Institut Necker Enfants Malades, INSERM U1151 Université de Paris, Faculté de Médecine Necker, Paris, France; Cystic Fibrosis Center, Hôpital Necker Enfants Malades, Assistance Publique Hôpitaux de Paris, Paris, France; Université de Paris, France; European Reference Network Lung.

Background

Antisense oligonucleotide (ASO)-based drugs for splicing modulation were recently approved for various genetic diseases with unmet need.

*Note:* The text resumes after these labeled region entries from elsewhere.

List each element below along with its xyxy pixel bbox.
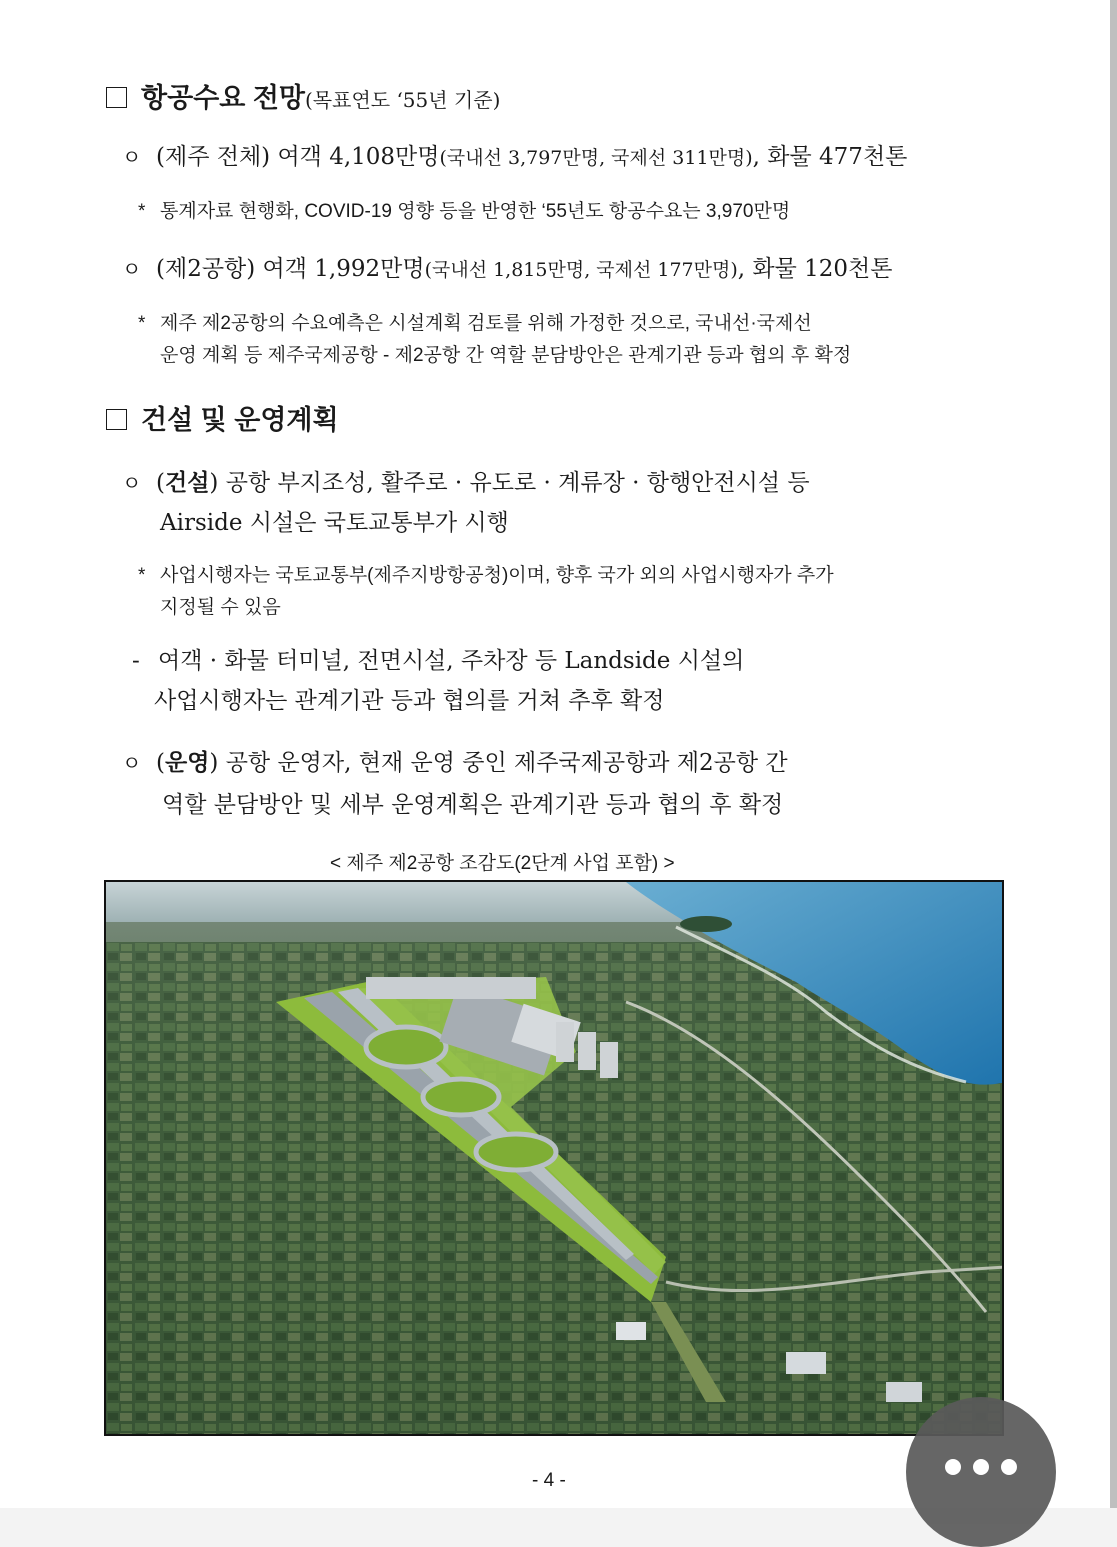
bullet-text: 여객 1,992만명: [255, 256, 425, 282]
aerial-illustration: [106, 882, 1004, 1436]
bullet-label: (제2공항): [156, 256, 256, 282]
circle-bullet-icon: ㅇ: [122, 471, 142, 495]
label-paren-open: (: [156, 750, 165, 776]
bullet-line-1: 공항 운영자, 현재 운영 중인 제주국제공항과 제2공항 간: [218, 750, 788, 776]
dot-icon: [973, 1459, 989, 1475]
dash-marker: -: [132, 648, 140, 674]
page-number: - 4 -: [532, 1470, 566, 1491]
note-forecast-line2: 운영 계획 등 제주국제공항 - 제2공항 간 역할 분담방안은 관계기관 등과 협의 후 확정: [160, 345, 852, 366]
note-line-1: 사업시행자는 국토교통부(제주지방항공청)이며, 향후 국가 외의 사업시행자가 추가: [160, 565, 834, 586]
bullet-label-bold: 건설: [164, 469, 210, 495]
bullet-line-1: 공항 부지조성, 활주로 · 유도로 · 계류장 · 항행안전시설 등: [218, 470, 810, 496]
label-paren-close: ): [209, 750, 219, 776]
note-operator: [138, 560, 834, 587]
checkbox-square-icon: [106, 87, 127, 108]
heading-text: 항공수요 전망: [141, 83, 305, 113]
heading-text: 건설 및 운영계획: [141, 405, 339, 435]
bullet-construction: [122, 464, 810, 497]
dash-landside: [132, 642, 744, 675]
bullet-text: 여객 4,108만명: [270, 144, 440, 170]
bullet-label-bold: 운영: [164, 749, 210, 775]
bullet-jeju-total: [122, 138, 907, 171]
circle-bullet-icon: ㅇ: [122, 257, 142, 281]
heading-subtext: (목표연도 ‘55년 기준): [305, 88, 501, 112]
dot-icon: [1001, 1459, 1017, 1475]
asterisk-icon: *: [138, 565, 146, 586]
asterisk-icon: *: [138, 313, 146, 334]
bullet-tail: , 화물 477천톤: [752, 144, 908, 170]
circle-bullet-icon: ㅇ: [122, 751, 142, 775]
figure-caption: < 제주 제2공항 조감도(2단계 사업 포함) >: [330, 853, 675, 874]
bullet-construction-line2: Airside 시설은 국토교통부가 시행: [160, 510, 509, 536]
dash-landside-line2: 사업시행자는 관계기관 등과 협의를 거쳐 추후 확정: [154, 688, 665, 714]
dot-icon: [945, 1459, 961, 1475]
bullet-tail: , 화물 120천톤: [737, 256, 893, 282]
label-paren-close: ): [209, 470, 219, 496]
asterisk-icon: *: [138, 201, 146, 222]
note-operator-line2: 지정될 수 있음: [160, 597, 281, 618]
bullet-operation-line2: 역할 분담방안 및 세부 운영계획은 관계기관 등과 협의 후 확정: [162, 792, 784, 818]
airport-aerial-rendering: [104, 880, 1004, 1436]
bullet-detail: (국내선 1,815만명, 국제선 177만명): [424, 259, 738, 281]
more-dots-icon: [906, 1459, 1056, 1480]
section-heading-demand: [106, 76, 500, 115]
section-heading-construction: [106, 398, 339, 437]
more-options-button[interactable]: [906, 1397, 1056, 1547]
circle-bullet-icon: ㅇ: [122, 145, 142, 169]
bullet-operation: [122, 744, 788, 777]
note-demand-update: [138, 196, 790, 223]
bullet-detail: (국내선 3,797만명, 국제선 311만명): [439, 147, 753, 169]
bullet-second-airport: [122, 250, 892, 283]
checkbox-square-icon: [106, 409, 127, 430]
bullet-label: (제주 전체): [156, 144, 271, 170]
label-paren-open: (: [156, 470, 165, 496]
scrollbar-edge[interactable]: [1110, 0, 1117, 1508]
note-line-1: 제주 제2공항의 수요예측은 시설계획 검토를 위해 가정한 것으로, 국내선·국제선: [160, 313, 812, 334]
note-forecast: [138, 308, 812, 335]
note-text: 통계자료 현행화, COVID-19 영향 등을 반영한 ‘55년도 항공수요는 3,970만명: [160, 201, 791, 222]
dash-line-1: 여객 · 화물 터미널, 전면시설, 주차장 등 Landside 시설의: [158, 648, 745, 674]
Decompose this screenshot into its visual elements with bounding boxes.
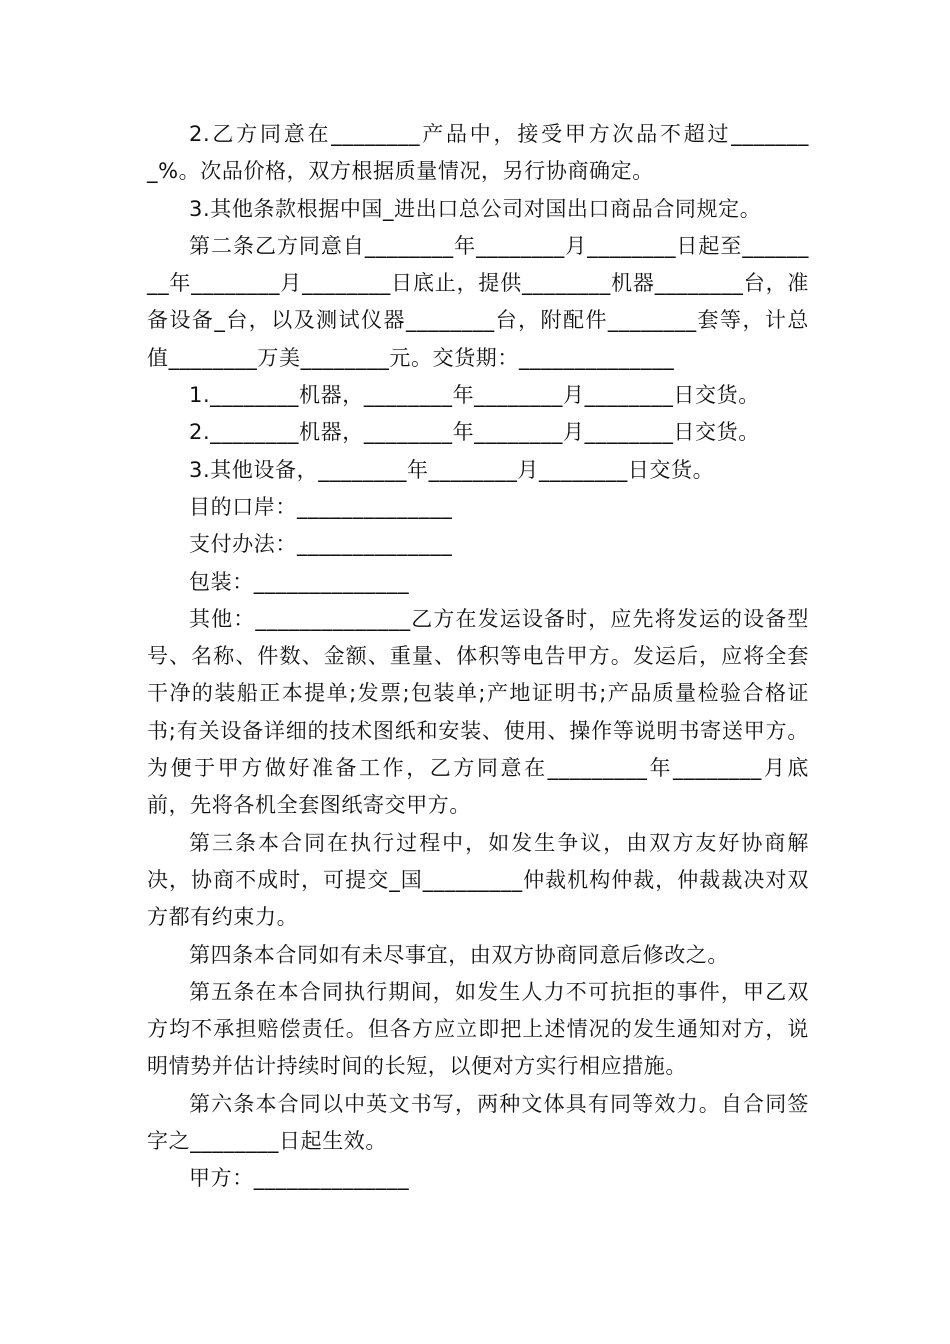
delivery-item-3: 3.其他设备，________年________月________日交货。 xyxy=(189,457,715,482)
article-6-effectiveness: 第六条本合同以中英文书写，两种文体具有同等效力。自合同签字之________日起生效。 xyxy=(147,1091,809,1154)
party-a-signature: 甲方：______________ xyxy=(189,1166,410,1191)
article-5-force-majeure: 第五条在本合同执行期间，如发生人力不可抗拒的事件，甲乙双方均不承担赔偿责任。但各方应立即把上述情况的发生通知对方，说明情势并估计持续时间的长短，以便对方实行相应措施。 xyxy=(147,979,809,1079)
other-shipping-terms: 其他：______________乙方在发运设备时，应先将发运的设备型号、名称、件数、金额、重量、体积等电告甲方。发运后，应将全套干净的装船正本提单;发票;包装单;产地证明书;产品质量检验合格证书;有关设备详细的技术图纸和安装、使用、操作等说明书寄送甲方。为便于甲方做好准备工作，乙方同意在_________年________月底前，先将各机全套图纸寄交甲方。 xyxy=(147,606,809,818)
delivery-item-1: 1.________机器，________年________月________日交货。 xyxy=(189,383,760,408)
destination-port: 目的口岸：______________ xyxy=(189,494,453,519)
packaging: 包装：______________ xyxy=(189,569,410,594)
article-4-amendments: 第四条本合同如有未尽事宜，由双方协商同意后修改之。 xyxy=(189,942,729,967)
contract-body xyxy=(147,116,809,1198)
article-3-disputes: 第三条本合同在执行过程中，如发生争议，由双方友好协商解决，协商不成时，可提交_国_________仲裁机构仲裁，仲裁裁决对双方都有约束力。 xyxy=(147,830,809,930)
clause-3-other-terms: 3.其他条款根据中国_进出口总公司对国出口商品合同规定。 xyxy=(189,196,762,221)
article-2-delivery: 第二条乙方同意自________年________月________日起至________年________月________日底止，提供________机器________台，准备设备_台，以及测试仪器________台，附配件________套等，计总值________万美________元。交货期：______________ xyxy=(147,233,809,370)
payment-method: 支付办法：______________ xyxy=(189,532,453,557)
clause-2-defect-rate: 2.乙方同意在________产品中，接受甲方次品不超过________%。次品价格，双方根据质量情况，另行协商确定。 xyxy=(147,122,809,184)
delivery-item-2: 2.________机器，________年________月________日交货。 xyxy=(189,420,760,445)
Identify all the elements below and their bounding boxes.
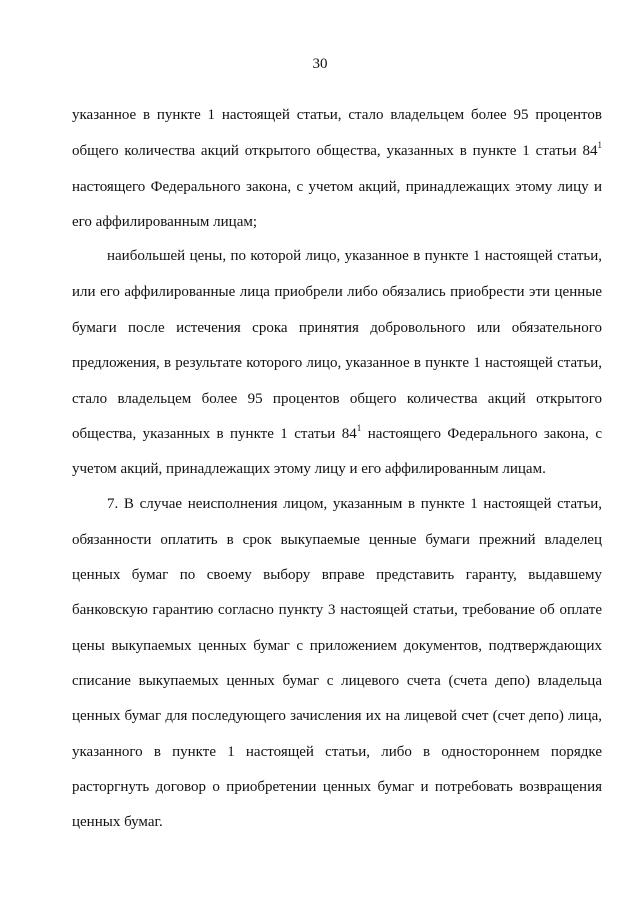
paragraph-1-line-1: указанное в пункте 1 настоящей статьи, стало владельцем более 95 процентов [72,107,602,123]
paragraph-3-line-8: указанного в пункте 1 настоящей статьи, либо в одностороннем порядке [72,744,602,760]
page-number: 30 [312,56,328,72]
paragraph-3-line-10: ценных бумаг. [72,814,163,830]
paragraph-2-line-3: бумаги после истечения срока принятия добровольного или обязательного [72,320,602,336]
paragraph-3-line-6: списание выкупаемых ценных бумаг с лицевого счета (счета депо) владельца [72,673,602,689]
paragraph-1-line-3: настоящего Федерального закона, с учетом акций, принадлежащих этому лицу и [72,179,602,195]
paragraph-1-line-2-text: общего количества акций открытого общества, указанных в пункте 1 статьи 84 [72,143,598,159]
paragraph-3-line-3: ценных бумаг по своему выбору вправе представить гаранту, выдавшему [72,567,602,583]
paragraph-3-line-1: 7. В случае неисполнения лицом, указанным в пункте 1 настоящей статьи, [107,496,602,512]
paragraph-3-line-9: расторгнуть договор о приобретении ценных бумаг и потребовать возвращения [72,779,602,795]
paragraph-2-line-6 [72,424,602,444]
paragraph-2-line-6-text: общества, указанных в пункте 1 статьи 84 [72,426,357,442]
paragraph-3-line-4: банковскую гарантию согласно пункту 3 настоящей статьи, требование об оплате [72,602,602,618]
paragraph-3-line-5: цены выкупаемых ценных бумаг с приложением документов, подтверждающих [72,638,602,654]
paragraph-2-line-6-tail: настоящего Федерального закона, с [361,426,603,442]
paragraph-3-line-7: ценных бумаг для последующего зачисления их на лицевой счет (счет депо) лица, [72,708,602,724]
paragraph-2-line-7: учетом акций, принадлежащих этому лицу и его аффилированным лицам. [72,461,546,477]
paragraph-1-line-4: его аффилированным лицам; [72,214,258,230]
paragraph-2-line-4: предложения, в результате которого лицо, указанное в пункте 1 настоящей статьи, [72,355,602,371]
article-superscript: 1 [597,140,602,150]
paragraph-2-line-1: наибольшей цены, по которой лицо, указанное в пункте 1 настоящей статьи, [107,248,602,264]
paragraph-2-line-5: стало владельцем более 95 процентов общего количества акций открытого [72,391,602,407]
paragraph-1-line-2 [72,141,602,161]
paragraph-2-line-2: или его аффилированные лица приобрели либо обязались приобрести эти ценные [72,284,602,300]
article-superscript: 1 [356,423,362,433]
paragraph-3-line-2: обязанности оплатить в срок выкупаемые ценные бумаги прежний владелец [72,532,602,548]
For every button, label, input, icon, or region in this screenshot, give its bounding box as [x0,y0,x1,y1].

Here we aimed to develop an ASO-based splicing modulation therapy for Cystic Fibrosis (CF) patients carrying the 3849+10 kb C-to-T splicing mutation in the CFTR gene.

Methods

We have screened, in FRT cells expressing the 3849+10 kb C-to-T splicing mutation, ~30 2′-O-Methyl-modified phosphorothioate ASOs, targeted to prevent the recognition and inclusion of a cryptic exon generated due to the mutation. The effect of highly potent ASO candidates on the splicing pattern, protein maturation and CFTR function was further analyzed in well differentiated primary human nasal and bronchial epithelial cells, derived from patients carrying at least one 3849+10 kb C-to-T allele.

Results

A highly potent lead ASO, efficiently delivered by free uptake, was able to significantly increase the level of correctly spliced mRNA and completely restore the CFTR function to wild type levels in cells from a homozygote patient. This ASO led to CFTR function with an average of 43% of wild type levels in cells from various heterozygote patients. Optimized efficiency of the lead ASO was further obtained with 2′-Methoxy Ethyl modification (2′MOE).

Conclusion

The highly efficient splicing modulation and functional correction, achieved by free uptake of the selected lead ASO in various patients, demonstrate the ASO therapeutic potential benefit for CF patients carrying splicing mutations and is aimed to serve as the basis for our current clinical development.

中文翻译：

为携带 3849+10 kb C-to-T 剪接突变的囊性纤维化患者开发基于反义寡核苷酸的药物

背景

用于剪接调节的基于反义寡核苷酸 (ASO) 的药物最近被批准用于各种未满足需求的遗传疾病。在这里，我们旨在开发一种基于 ASO 的剪接调节疗法，用于在 CFTR 基因中携带 3849+10 kb C-to-T 剪接突变的囊性纤维化 (CF) 患者。

方法

我们筛选了在表达 3849+10 kb C-to-T 剪接突变的 FRT 细胞中，约 30 个 2'-O-甲基修饰的硫代磷酸酯 ASO，旨在防止识别和包含由于突变而产生的神秘外显子. 在分化良好的原代人鼻和支气管上皮细胞中进一步分析了高效 ASO 候选物对剪接模式、蛋白质成熟和 CFTR 功能的影响，这些细胞来源于携带至少一个 3849+10 kb C-to-T 等位基因的患者。

结果

通过自由摄取有效递送的高效先导 ASO 能够显着增加正确剪接的 mRNA 水平，并将 CFTR 功能完全恢复到纯合子患者细胞中的野生型水平。这种 ASO 导致 CFTR 功能在来自各种杂合子患者的细胞中平均达到 43% 的野生型水平。通过 2'-甲氧基乙基修饰 (2'MOE) 进一步获得了铅 ASO 的优化效率。